When I first encountered rope bondage, it was through pictures I saw on-line. It spoke to me right away and I went and looked for sites where to learn more and see more. It took a few years, during which I bought rope, tried it on, had some tied it on and even pictures taken until, eventually, I landed in the rope world and had the fortune to experience shibari/kimbaku by a passionate apprentice nawashi at first. And now also the rope of many famous nawashi.
The longing I had felt since the first time I saw a picture just took a life of its own and it was love at first tie.
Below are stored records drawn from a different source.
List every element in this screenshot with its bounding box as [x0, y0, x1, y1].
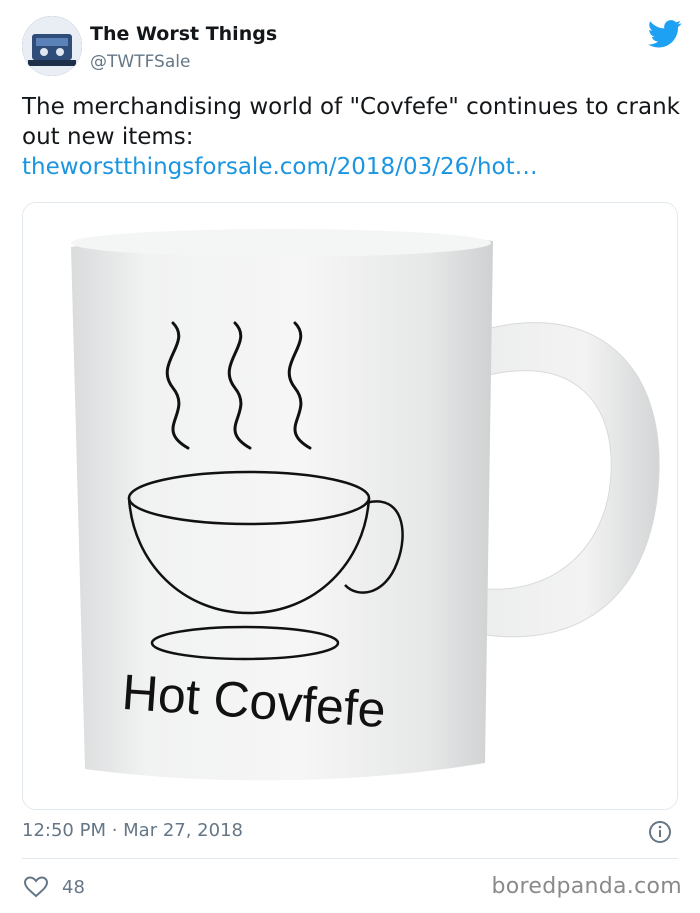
tweet-image[interactable]: Hot Covfefe	[22, 202, 678, 810]
like-count: 48	[62, 876, 85, 898]
tweet-timestamp[interactable]: 12:50 PM · Mar 27, 2018	[22, 820, 243, 841]
info-icon[interactable]	[648, 820, 672, 844]
tweet-header: The Worst Things @TWTFSale	[22, 14, 682, 80]
twitter-bird-icon[interactable]	[648, 20, 682, 48]
author-name[interactable]: The Worst Things	[90, 23, 277, 45]
tweet-body: The merchandising world of "Covfefe" con…	[22, 94, 680, 150]
avatar[interactable]	[22, 16, 82, 76]
heart-icon[interactable]	[24, 876, 48, 898]
watermark: boredpanda.com	[491, 874, 682, 899]
tweet-text: The merchandising world of "Covfefe" con…	[22, 92, 682, 182]
author-handle[interactable]: @TWTFSale	[90, 52, 190, 72]
tweet-link[interactable]: theworstthingsforsale.com/2018/03/26/hot…	[22, 152, 682, 182]
divider	[22, 858, 678, 859]
like-action[interactable]: 48	[24, 874, 85, 900]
What I had glimpsed through my previous experiences became a blinding light and a roaring sound that filled my mind and my soul.
When the rope was on, I now realize, it was easy to confuse what the rope would be whispering to me with what the rigger would be doing to me. And in that confusion, it didn't really matter whether I knew the rigger or had a connection with him/her: in the cacophonous noise of my mind, the indecipherable whisper of the rope would be enough to work its magic.

But alas, as any illusion, it did not survive the test of time.

Now that I've learned to recognize the voice of the rope, and decipher its whispers, I can hear that, when the connection with the rigger is not there (whether on purpose, as it is just an utilitarian tie, or not), the rope is sad.

And the magic, even though it is still there, is sad too.

How much longer will sad rope be better than no rope?